Italian researchers at the Istituto Italiano di Tecnologia (IIT) have created an ultrathin electronic tattoo with the capability to replicate localized sensations of touch. The device, made from temporary transfer tattoo paper, offers potential applications in lightweight, portable haptic displays and healthcare/robotics devices.
Touch is crucial for object manipulation, environmental interaction, and human-machine communication. Wearable devices simulating tactile sensations could benefit amputees controlling robotic arms, provide information to visually impaired individuals, and enhance experiences in virtual reality and gaming.
The researchers selected temporary transfer tattoo paper due to its efficient transfer to non-planar surfaces, enabling conformable electrodes and electric paths that adhere well to human skin. The paper was coated with a 1-micrometer-thick parylene layer for mechanical strength, and ultrathin films of conductive silver ink were directly printed onto it. Wiring and polystyrene microparticles were added to create tiny air-trapping spaces, with an additional parylene layer on top.
The device, a few micrometers thick, utilizes electro-thermo-pneumatic stimulation. Fast, localized electrical heating creates a small enclosed air volume between the parylene layers, generating forces felt by the skin upon contact with the device.
Testing on a glass slide and a human fingertip demonstrated the device’s effectiveness, with the subject feeling nine out of 10 stimulations and reporting no pain or temperature increase. The device operated on a small battery at low voltages (less than 300 mW), ensuring wearer safety.

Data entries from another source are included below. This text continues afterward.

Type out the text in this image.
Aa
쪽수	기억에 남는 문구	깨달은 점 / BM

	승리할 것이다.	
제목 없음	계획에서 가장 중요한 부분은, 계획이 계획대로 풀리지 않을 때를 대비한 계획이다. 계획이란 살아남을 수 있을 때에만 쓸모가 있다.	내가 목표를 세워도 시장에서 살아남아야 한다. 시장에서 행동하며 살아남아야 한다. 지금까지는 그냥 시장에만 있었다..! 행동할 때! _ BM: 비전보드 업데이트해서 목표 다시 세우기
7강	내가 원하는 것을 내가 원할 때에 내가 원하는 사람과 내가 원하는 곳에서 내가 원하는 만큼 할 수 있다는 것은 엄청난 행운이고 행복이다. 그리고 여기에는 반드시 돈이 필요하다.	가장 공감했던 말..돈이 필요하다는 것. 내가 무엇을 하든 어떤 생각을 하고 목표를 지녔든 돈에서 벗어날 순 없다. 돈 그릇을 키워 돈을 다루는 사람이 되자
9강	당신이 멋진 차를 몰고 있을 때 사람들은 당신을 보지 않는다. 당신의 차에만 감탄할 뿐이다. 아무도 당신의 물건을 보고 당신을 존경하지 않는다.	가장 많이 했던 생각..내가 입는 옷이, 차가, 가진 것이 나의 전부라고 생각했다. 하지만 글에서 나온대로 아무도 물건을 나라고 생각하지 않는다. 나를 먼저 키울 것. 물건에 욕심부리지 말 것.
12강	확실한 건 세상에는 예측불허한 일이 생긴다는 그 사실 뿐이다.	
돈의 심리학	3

The researchers showcased a single taxel (TActile pixel) that recognizes pressure contact with physical objects. Future plans involve developing larger tactile displays with multiple taxels for independent activation, allowing the reproduction of letters, numbers, and patterns on the skin.
While the current focus is on a single taxel, the researchers believe their approach, materials, and fabrication techniques could extend to more complex devices, envisioning the creation of larger tattooable tactile displays. Overall, this innovative ultrathin electronic tattoo holds promise for developing lightweight, portable haptic displays and devices in various fields.